Oleh : H.Moh Abdulloh Rif’an Lc.
4. Murid-Murid Imam Syafi’i
Selain memiliki banyak guru, Imam Syafi'i juga mempunyai beberapa murid yang telah mengambil fiqh darinya. Imam Syafi'i mempunyai murid-murid yang telah ditemui ketika di Makkah, di Baghdad untuk kedua kalinya dan juga pada akhir masa beliau di negara Mesir.
1) Murid-Murid Imam Syafi'i di Makkah Al-Mukarromah adalah sebagai berikut:
a. Abu Bakar Abdullah bin Zubair al-Asadi al-Makky al-Khamidy, beliau mengikuti Imam Syafi’i pergi dan menetap bersamanya dari Makkah al-Mukarromah menuju ke Baghdad sampai ke Mesir hingga Imam Syafi'i wafat. Kemudian beliau kembali ke Makkah al-Mukarromah dan berfatwa untuk ahli Makkah sampai beliau wafat pada tahun 219 H dan ada yang mengatakan pada tahun 220 H.
b. Abu al-Walid Musa bin Abu al-Jarwud.
c. Abu Ishaq Ibrohim bin Muhammad al-Abbasi, wafat di Makkah al-Mukarromah pada tahun 237 H.
2) Murid-Murid Imam Syafi'i di Baghdad dan Iraq adalah sebagai berikut:
a. Abu Tsaur al-Kalabi Ibrohim bin Kholid al-Bagdadi, wafat pada tahun 240 H.
b. Abu Ali al-Khusain bin Ali al-Karobisy, dipanggil dengan sebutan al-Karobisy karena beliau adalah penjual Karobis (pakaian tebal), wafat pada tahun 245 H dan ada yang mengatakan 256 H.

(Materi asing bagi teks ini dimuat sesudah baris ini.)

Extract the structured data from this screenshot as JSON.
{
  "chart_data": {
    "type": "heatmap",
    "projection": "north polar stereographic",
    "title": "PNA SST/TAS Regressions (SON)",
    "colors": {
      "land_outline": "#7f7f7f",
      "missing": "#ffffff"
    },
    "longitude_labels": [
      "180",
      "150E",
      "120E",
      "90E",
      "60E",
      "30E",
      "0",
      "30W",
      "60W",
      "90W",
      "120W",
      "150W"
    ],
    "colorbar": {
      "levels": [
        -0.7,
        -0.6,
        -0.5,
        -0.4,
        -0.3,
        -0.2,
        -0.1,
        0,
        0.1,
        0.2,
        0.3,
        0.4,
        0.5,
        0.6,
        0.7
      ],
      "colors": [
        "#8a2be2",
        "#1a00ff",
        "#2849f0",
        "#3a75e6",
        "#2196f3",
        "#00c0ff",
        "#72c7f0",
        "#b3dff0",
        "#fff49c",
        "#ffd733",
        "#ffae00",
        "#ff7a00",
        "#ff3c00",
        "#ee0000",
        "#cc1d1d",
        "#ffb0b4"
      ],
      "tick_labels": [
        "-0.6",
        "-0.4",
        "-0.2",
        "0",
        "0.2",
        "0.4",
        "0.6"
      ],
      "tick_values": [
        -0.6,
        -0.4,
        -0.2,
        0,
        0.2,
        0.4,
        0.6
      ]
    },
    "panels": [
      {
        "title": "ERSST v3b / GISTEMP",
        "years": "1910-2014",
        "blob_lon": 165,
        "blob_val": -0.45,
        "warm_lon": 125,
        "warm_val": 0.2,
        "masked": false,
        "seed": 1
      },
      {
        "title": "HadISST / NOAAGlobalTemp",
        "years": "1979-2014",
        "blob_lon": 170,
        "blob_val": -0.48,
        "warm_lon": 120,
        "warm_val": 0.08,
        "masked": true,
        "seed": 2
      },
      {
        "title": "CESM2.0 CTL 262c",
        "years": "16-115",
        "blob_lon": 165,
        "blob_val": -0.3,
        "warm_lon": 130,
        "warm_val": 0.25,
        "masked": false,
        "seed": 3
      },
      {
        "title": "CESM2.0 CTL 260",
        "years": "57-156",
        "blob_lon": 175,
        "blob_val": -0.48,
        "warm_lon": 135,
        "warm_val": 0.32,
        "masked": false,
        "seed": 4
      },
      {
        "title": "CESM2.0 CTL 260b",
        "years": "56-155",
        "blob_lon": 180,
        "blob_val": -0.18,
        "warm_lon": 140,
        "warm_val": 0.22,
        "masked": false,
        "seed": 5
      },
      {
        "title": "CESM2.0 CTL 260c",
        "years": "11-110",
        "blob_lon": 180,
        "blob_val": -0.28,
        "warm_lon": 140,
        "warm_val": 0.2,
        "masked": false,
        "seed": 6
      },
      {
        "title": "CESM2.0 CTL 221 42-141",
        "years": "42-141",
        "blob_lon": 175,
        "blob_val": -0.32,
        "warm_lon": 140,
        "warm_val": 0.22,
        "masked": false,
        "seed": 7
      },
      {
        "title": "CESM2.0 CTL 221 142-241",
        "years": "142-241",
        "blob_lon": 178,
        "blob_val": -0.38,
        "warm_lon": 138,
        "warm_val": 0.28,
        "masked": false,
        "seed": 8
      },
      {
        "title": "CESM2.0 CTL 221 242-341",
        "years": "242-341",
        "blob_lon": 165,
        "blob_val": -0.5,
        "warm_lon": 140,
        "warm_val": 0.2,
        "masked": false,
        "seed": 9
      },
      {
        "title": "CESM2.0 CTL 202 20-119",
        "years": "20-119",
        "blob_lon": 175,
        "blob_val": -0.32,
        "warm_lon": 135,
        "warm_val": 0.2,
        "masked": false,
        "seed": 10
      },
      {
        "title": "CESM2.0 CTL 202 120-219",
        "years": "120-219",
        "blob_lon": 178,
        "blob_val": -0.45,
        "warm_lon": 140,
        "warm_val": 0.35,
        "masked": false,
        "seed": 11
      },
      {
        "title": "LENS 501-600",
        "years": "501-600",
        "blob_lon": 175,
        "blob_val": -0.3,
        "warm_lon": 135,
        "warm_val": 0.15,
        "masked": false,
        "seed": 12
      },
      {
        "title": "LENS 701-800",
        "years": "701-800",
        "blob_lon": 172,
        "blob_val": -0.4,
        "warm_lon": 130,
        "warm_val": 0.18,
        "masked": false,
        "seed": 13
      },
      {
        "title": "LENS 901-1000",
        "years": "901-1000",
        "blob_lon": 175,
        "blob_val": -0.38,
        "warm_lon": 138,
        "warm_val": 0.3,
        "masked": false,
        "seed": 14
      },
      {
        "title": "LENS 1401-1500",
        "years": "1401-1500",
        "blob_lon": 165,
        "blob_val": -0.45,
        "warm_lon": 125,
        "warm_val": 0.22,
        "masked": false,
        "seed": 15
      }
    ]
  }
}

c. Abu Ali al-Khusain bin Muhammad bin al-Khusain al-Za'farony, dinisbatkan pada Za'faronah suatu desa dekat dengan kota Baghdad, wafat pada tahun 260 H dan ada yang mengatakan 249 H.
3) Murid-murid Imam Syafi'i di Mesir adalah sebagai berikut:
a. Kharmalah bin Yahya bin Abdullah bin Kharmalah al-Misry, wafat pada tahun 243 H dan ada yang mengatakan 244 H.
b. Abu Ya'qub Yusuf bin Yahya al-Qurosyy al-Buwaithy, dinisbatkan pada Buthi sebuah desa didataran tinggi negara Mesir. Beliau termasuk sebagian dari pembesar Ashhab al-Syafi'i dan menjadi pengganti Imam Syafi'i setelah beliau wafat. Imam Syafi’i berkata tentang al-Buwaithy “Tidak ada seorangpun yang lebih berhak dengan kedudukanku dibanding Abi Ya’qub, tidak ada seorang pun dari ashhabku yang lebih pandai daripada dia”. Beliau wafat dalam penjara pada tahun 232 H dan ada yang mengatakan 231 H.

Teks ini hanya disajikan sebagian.